Addressing the annual convention of information commissioners here, Manmohan Singh highlighted the concerns over possible infringement of personal privacy with the government providing information under the RTI (Right To Information) Act, 2005.

Public authorities should not view the law as “an irritant” but as one that does collective good, he said, indicating that there were concerns about “frivolous and vexatious use” of the act in demanding information, the disclosure of which cannot possibly serve any public purpose.

“Concerns have also been raised regarding possible infringement of personal privacy while providing information under the RTI Act.”

“There is a fine balance required to be maintained between the RTI and the right to privacy, which stems out of the fundamental rights to life and liberty,” Manmohan Singh said at the event.

The prime minister said the citizens’ right to know should “definitely be circumscribed” if disclosure of information encroaches upon someone’s personal privacy.

“But where to draw the line is a complicated question,” he said, but did not mention Modi’s demand that Sonia Gandhi’s travel bills be made public while citing media reports of an RTI response from the government in this regard.

Referring to a Supreme Court order on appointment of retired apex court judges and high court chief justices as heada of Central Information Commission (CIC) and state information commissions (SICs), the prime minister said he was aware there had been “some confusion” about its implications on composition of the CIC and SICs.

“As you might be aware, the government has decided to go in review before the Supreme Court in this matter,” he said, a day after the central government moved a petition seeking review of the Sep 13 apex court order.

Manmohan Singh also noted that issues relating to how much information relating to entities set up under public-private partnerships (PPP) be disclosed under RTI too needed to be addressed.

He said blanket extension of the RTI Act to such PPP bodies may discourage private enterprises to enter into partnerships with the public sector.
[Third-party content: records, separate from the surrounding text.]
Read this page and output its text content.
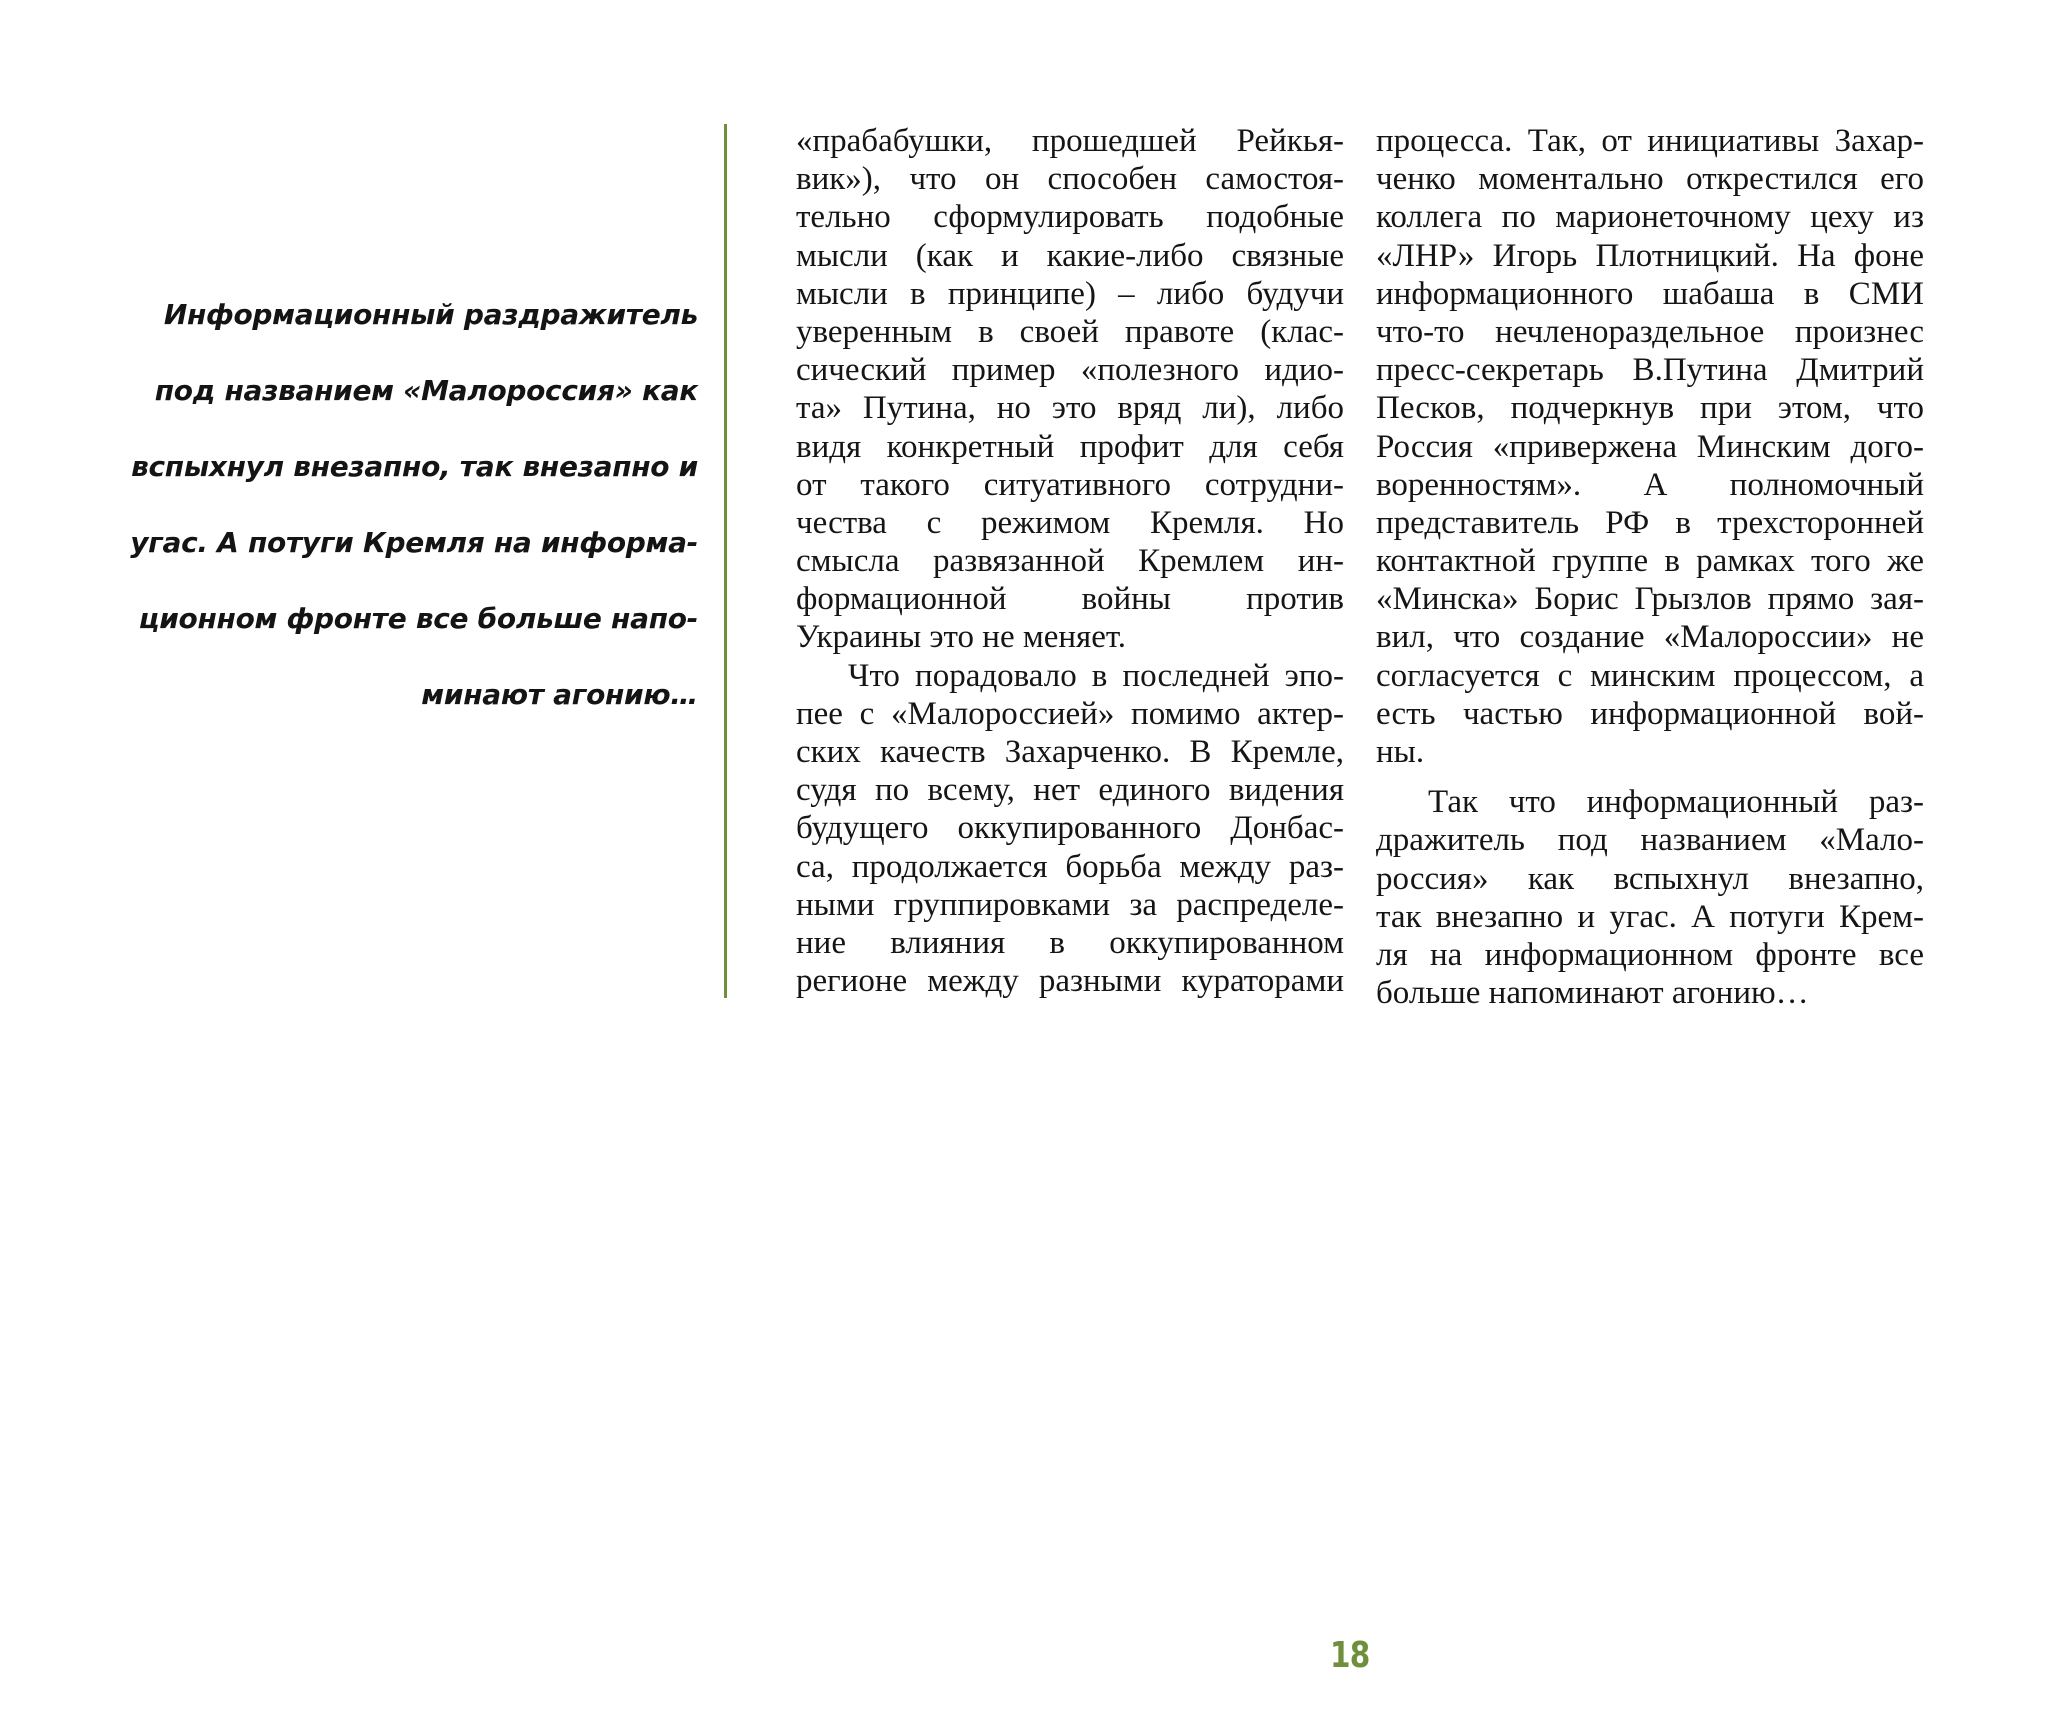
Информационный раздражитель

под названием «Малороссия» как

вспыхнул внезапно, так внезапно и

угас. А потуги Кремля на информа-

ционном фронте все больше напо-

минают агонию…

«прабабушки, прошедшей Рейкья-
вик»), что он способен самостоя-
тельно сформулировать подобные
мысли (как и какие-либо связные
мысли в принципе) – либо будучи
уверенным в своей правоте (клас-
сический пример «полезного идио-
та» Путина, но это вряд ли), либо
видя конкретный профит для себя
от такого ситуативного сотрудни-
чества с режимом Кремля. Но
смысла развязанной Кремлем ин-
формационной войны против
Украины это не меняет.
Что порадовало в последней эпо-
пее с «Малороссией» помимо актер-
ских качеств Захарченко. В Кремле,
судя по всему, нет единого видения
будущего оккупированного Донбас-
са, продолжается борьба между раз-
ными группировками за распределе-
ние влияния в оккупированном
регионе между разными кураторами
процесса. Так, от инициативы Захар-
ченко моментально открестился его
коллега по марионеточному цеху из
«ЛНР» Игорь Плотницкий. На фоне
информационного шабаша в СМИ
что-то нечленораздельное произнес
пресс-секретарь В.Путина Дмитрий
Песков, подчеркнув при этом, что
Россия «привержена Минским дого-
воренностям». А полномочный
представитель РФ в трехсторонней
контактной группе в рамках того же
«Минска» Борис Грызлов прямо зая-
вил, что создание «Малороссии» не
согласуется с минским процессом, а
есть частью информационной вой-
ны.
Так что информационный раз-
дражитель под названием «Мало-
россия» как вспыхнул внезапно,
так внезапно и угас. А потуги Крем-
ля на информационном фронте все
больше напоминают агонию…
18
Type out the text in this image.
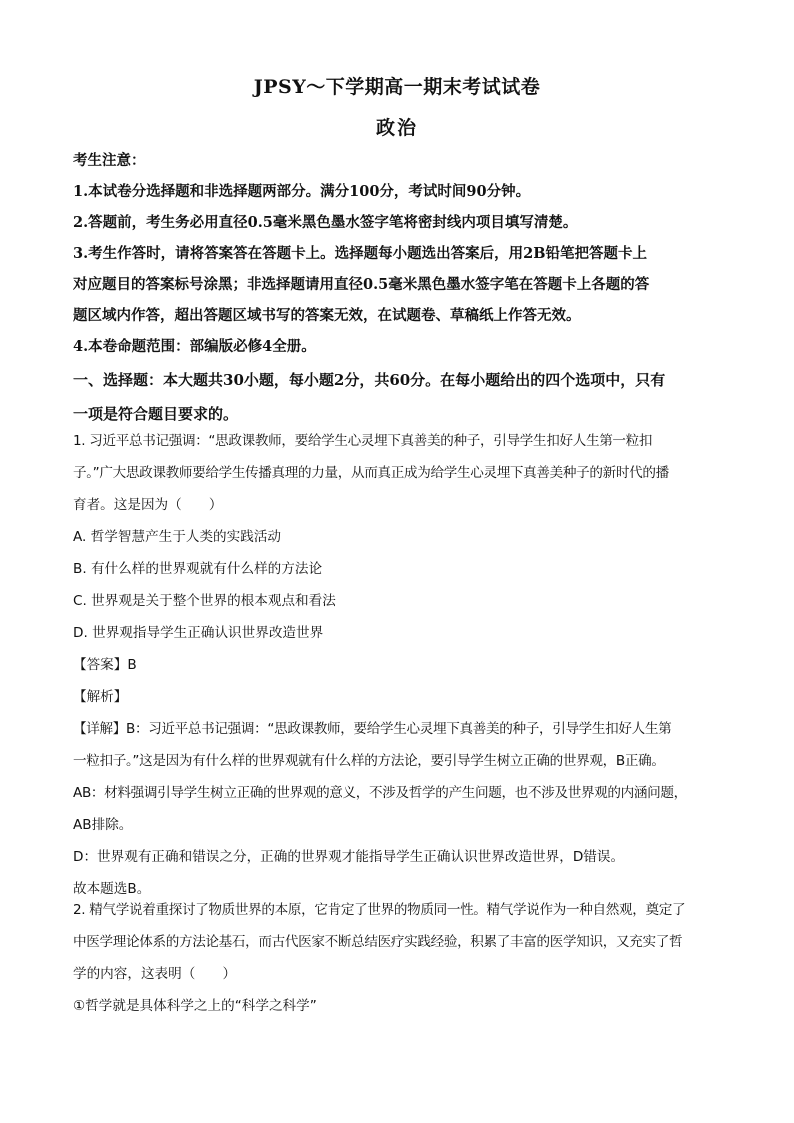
JPSY～下学期高一期末考试试卷
政治
考生注意：
1.本试卷分选择题和非选择题两部分。满分100分，考试时间90分钟。
2.答题前，考生务必用直径0.5毫米黑色墨水签字笔将密封线内项目填写清楚。
3.考生作答时，请将答案答在答题卡上。选择题每小题选出答案后，用2B铅笔把答题卡上
对应题目的答案标号涂黑；非选择题请用直径0.5毫米黑色墨水签字笔在答题卡上各题的答
题区域内作答，超出答题区域书写的答案无效，在试题卷、草稿纸上作答无效。
4.本卷命题范围：部编版必修4全册。
一、选择题：本大题共30小题，每小题2分，共60分。在每小题给出的四个选项中，只有
一项是符合题目要求的。
1. 习近平总书记强调：“思政课教师，要给学生心灵埋下真善美的种子，引导学生扣好人生第一粒扣
子。”广大思政课教师要给学生传播真理的力量，从而真正成为给学生心灵埋下真善美种子的新时代的播
育者。这是因为（　　）
A. 哲学智慧产生于人类的实践活动
B. 有什么样的世界观就有什么样的方法论
C. 世界观是关于整个世界的根本观点和看法
D. 世界观指导学生正确认识世界改造世界
【答案】B
【解析】
【详解】B：习近平总书记强调：“思政课教师，要给学生心灵埋下真善美的种子，引导学生扣好人生第
一粒扣子。”这是因为有什么样的世界观就有什么样的方法论，要引导学生树立正确的世界观，B正确。
AB：材料强调引导学生树立正确的世界观的意义，不涉及哲学的产生问题，也不涉及世界观的内涵问题，
AB排除。
D：世界观有正确和错误之分，正确的世界观才能指导学生正确认识世界改造世界，D错误。
故本题选B。
2. 精气学说着重探讨了物质世界的本原，它肯定了世界的物质同一性。精气学说作为一种自然观，奠定了
中医学理论体系的方法论基石，而古代医家不断总结医疗实践经验，积累了丰富的医学知识，又充实了哲
学的内容，这表明（　　）
①哲学就是具体科学之上的“科学之科学”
A blanket exclusion, on the other hand, may harm the cause of accountability of public officials, he added.

“This important legislation should not be only about criticising, ridiculing, and running down public authorities. RTI should be more about promoting transparency and accountability, spreading information and awareness and empowering the citizen.”

Citizens, Manmohan Singh said, feel empowered because of the RTI as 95.5 percent applications relating to central government authorities are cleared at the first stage.

“The potential for good, constructive use of the RTI is perhaps far greater than what its current status would indicate,” he said, adding that there was need to “change perceptions” on RTI among public authorities.